September 26, 2006
Comptroller Dugan Tells Senate Panel that Basel II Capital Framework Will Substantially Improve Large Bank Risk Management and Controls
WASHINGTON — Comptroller of the Currency John C. Dugan told a Senate committee today that the inadequacies of the current Basel I capital regime for the largest internationally active banks are a matter of great concern to the OCC because the agency supervises the five largest banks in the United States, some of which hold more than $1 trillion in assets, have complex balance sheets, take complex risks, and have complex risk management needs that are fundamentally different from those faced by community and mid-size banks.
"The new regime is intended not only to align capital requirements more closely to the complex risks inherent in these largest institutions, but just as important—and this is a total departure from the existing capital framework—it would also require them to substantially improve their risk management systems and controls," Mr.

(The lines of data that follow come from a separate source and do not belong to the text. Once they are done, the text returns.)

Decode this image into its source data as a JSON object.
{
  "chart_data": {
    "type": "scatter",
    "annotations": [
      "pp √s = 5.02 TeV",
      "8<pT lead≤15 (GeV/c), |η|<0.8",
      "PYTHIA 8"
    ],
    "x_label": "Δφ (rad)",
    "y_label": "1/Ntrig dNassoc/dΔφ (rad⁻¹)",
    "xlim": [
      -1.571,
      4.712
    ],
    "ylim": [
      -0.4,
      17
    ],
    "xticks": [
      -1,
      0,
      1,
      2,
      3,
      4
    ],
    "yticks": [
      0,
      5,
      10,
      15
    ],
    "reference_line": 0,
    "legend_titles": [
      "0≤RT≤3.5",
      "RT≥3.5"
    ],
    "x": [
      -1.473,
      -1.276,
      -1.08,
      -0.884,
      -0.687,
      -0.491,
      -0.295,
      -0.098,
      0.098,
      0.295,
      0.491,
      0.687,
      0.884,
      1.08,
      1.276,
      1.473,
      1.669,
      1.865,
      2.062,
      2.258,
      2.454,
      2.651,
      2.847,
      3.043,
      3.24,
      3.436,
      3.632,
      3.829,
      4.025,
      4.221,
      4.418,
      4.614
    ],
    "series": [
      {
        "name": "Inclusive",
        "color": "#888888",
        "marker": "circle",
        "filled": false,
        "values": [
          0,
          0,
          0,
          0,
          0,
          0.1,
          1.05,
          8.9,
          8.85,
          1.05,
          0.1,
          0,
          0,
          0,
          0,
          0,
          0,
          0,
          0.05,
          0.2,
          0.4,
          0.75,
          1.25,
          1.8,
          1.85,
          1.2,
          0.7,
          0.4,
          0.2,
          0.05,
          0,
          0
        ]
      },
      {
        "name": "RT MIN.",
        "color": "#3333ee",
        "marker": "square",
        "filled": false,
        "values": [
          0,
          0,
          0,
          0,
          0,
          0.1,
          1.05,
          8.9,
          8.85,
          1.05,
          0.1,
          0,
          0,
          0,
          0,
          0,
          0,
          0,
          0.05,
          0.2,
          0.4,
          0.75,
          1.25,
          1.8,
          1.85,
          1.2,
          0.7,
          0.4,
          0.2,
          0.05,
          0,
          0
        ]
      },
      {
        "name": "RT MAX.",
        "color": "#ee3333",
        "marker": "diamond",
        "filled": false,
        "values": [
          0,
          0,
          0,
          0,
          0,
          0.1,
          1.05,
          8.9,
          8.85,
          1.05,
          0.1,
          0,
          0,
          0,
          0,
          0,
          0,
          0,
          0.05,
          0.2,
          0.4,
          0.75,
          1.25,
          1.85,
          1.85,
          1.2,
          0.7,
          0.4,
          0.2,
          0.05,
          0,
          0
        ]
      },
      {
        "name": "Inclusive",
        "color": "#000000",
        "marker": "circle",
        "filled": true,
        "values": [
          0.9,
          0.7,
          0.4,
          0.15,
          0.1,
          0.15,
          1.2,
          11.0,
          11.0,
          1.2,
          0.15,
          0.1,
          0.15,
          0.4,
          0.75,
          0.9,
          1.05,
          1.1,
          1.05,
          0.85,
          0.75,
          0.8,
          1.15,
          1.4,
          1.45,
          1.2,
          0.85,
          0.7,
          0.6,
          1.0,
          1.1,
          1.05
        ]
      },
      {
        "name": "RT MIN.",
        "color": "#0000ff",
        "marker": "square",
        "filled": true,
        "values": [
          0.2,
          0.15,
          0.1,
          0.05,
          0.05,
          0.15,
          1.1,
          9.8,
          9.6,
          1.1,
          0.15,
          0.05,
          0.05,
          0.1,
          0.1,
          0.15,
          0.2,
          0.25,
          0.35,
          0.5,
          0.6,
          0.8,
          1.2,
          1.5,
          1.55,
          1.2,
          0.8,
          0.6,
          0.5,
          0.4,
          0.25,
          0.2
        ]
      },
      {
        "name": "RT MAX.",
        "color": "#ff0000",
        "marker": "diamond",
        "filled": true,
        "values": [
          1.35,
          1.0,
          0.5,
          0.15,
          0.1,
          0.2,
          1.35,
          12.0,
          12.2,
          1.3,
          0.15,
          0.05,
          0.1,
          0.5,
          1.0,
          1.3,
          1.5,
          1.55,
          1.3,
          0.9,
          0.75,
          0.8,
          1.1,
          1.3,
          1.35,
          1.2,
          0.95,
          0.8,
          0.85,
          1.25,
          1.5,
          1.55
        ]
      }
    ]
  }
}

Dugan said in testimony before the Senate Committee on Banking, Housing and Urban Affairs.
This would be accomplished, he said, using a common framework and a common language across banks that would allow regulators to better quantify aggregate risk exposures, make more informed supervisory decisions, disclose more meaningful risk information to markets, and make peer comparisons in ways that simply cannot be done today.
Mr. Dugan told the committee that the agencies took a critical step forward in the process by approving a notice of proposed rulemaking (NPR) that established the basic framework in the United States and includes a number of precautions, including capital floors for the three year transition period, to make sure it does not result in unacceptable drops in capital levels.
Mr. Dugan stressed in his testimony that the OCC and the other agencies are soliciting comments from all interested parties on the Basel II proposal, including whether the dozen Basel II large banks should have the option of using a simpler approach. "This is a legitimate competitive question, given that the largest banks in other Basel II countries have such an option, although, as a practical matter, all such foreign competitors appear to be adopting the advanced approaches," he said.
The OCC has been a frequent critic of many elements of the Basel II framework, he said, but has supported the proposal moving forward towards implementation because a Basel II regime will help both banks and supervisors address the increasingly complex risks faced by the largest institutions.
"While we may not yet have all the details right, and we will surely make changes as a result of the public comments, I fully support the objectives of the Basel II NPR for the supervision of our largest banks," Mr. Dugan concluded. "Likewise, for non-Basel II banks, I fully support our interagency effort to issue the so-called 'Basel 1A' proposal in the near future as a way to more closely align capital with risk without unduly increasing regulatory burden."